If you just use an edge-set, i.e. you don't have "node data", you can get away with just storing the pure bit flags. If an edge is flagged 0, don't follow it; if all the edges that "lead to" a given "node" are 0, then the node is never reachable, and therefore doesn't "exist". There's zero cost since you don't need to store data per node. This can work very, very well if you have a simplistic or homogeneous search space. Often you can extrapolate the traversal cost of a given edge using just its position and direction.
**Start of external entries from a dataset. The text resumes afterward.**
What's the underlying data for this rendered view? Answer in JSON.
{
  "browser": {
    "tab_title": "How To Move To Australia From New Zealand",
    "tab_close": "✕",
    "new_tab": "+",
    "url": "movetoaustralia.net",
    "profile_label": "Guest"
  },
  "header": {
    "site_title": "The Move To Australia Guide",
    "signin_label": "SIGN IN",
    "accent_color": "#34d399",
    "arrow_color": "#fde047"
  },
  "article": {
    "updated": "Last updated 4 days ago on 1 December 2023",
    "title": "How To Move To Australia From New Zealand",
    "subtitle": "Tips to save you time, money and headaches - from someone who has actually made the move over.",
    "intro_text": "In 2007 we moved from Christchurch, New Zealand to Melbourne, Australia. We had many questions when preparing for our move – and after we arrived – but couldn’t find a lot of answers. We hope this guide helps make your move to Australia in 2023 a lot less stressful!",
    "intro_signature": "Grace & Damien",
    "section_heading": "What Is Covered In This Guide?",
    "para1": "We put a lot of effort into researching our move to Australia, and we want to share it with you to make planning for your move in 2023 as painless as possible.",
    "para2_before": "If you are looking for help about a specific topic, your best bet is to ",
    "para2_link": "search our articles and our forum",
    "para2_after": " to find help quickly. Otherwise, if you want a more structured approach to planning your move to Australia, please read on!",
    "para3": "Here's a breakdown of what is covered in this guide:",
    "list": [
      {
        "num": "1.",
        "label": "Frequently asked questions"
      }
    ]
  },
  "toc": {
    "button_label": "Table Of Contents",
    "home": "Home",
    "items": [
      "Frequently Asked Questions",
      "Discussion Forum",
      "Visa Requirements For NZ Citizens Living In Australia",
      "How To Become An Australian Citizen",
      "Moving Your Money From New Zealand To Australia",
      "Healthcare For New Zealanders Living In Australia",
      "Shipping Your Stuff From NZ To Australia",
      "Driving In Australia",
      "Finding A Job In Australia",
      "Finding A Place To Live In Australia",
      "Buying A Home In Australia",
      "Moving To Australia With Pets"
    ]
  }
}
In fact for most (non-hierarchical) pathfinding there is no need to store nodes at all aside from a convenient way to describe how edges interconnect; if you're using a homogeneous cubic search space, nodes have no real meaning. All that matters is edges and the distance between edge endpoints, which can be used to compute traversal costs. Since all edges are homogeneous, the position of an edge is irrelevant; only its direction is useful, because all edges that "point the same way" will have the same net cost.

You can of course increase the complexity of this by using edge vectors to look up traversal cost data from another map representation.

For sake of argument, consider a map comprising spherical regions of influence. Each sphere defines a traversal cost that spikes at the sphere's center and falls off to zero at the radius. Given an edge vector V, you can generate sample points at regular intervals along V, and sample them against the set of influence regions, to produce a final summation of the traversal cost of an edge (this is basic numeric integration from Calculus I here). In that way, you can sparsely represent a very large volume of space and its influence regions using the sphere representation, while using a discretized cubic volume of edge connections for pathfinding, thus minimizing storage costs at the minor expense of performance (for sampling the influence regions on each edge... which could of course be cached for performance at the expense of a tiny bit of memory. Everything's a trade-off.)

Of course that example is a bit pathological, since in The Real World you'd just use an influence-based steering system instead of pathfinding, but you get the idea.

Anyways... hope that gives you some ideas for how to optimize your approach.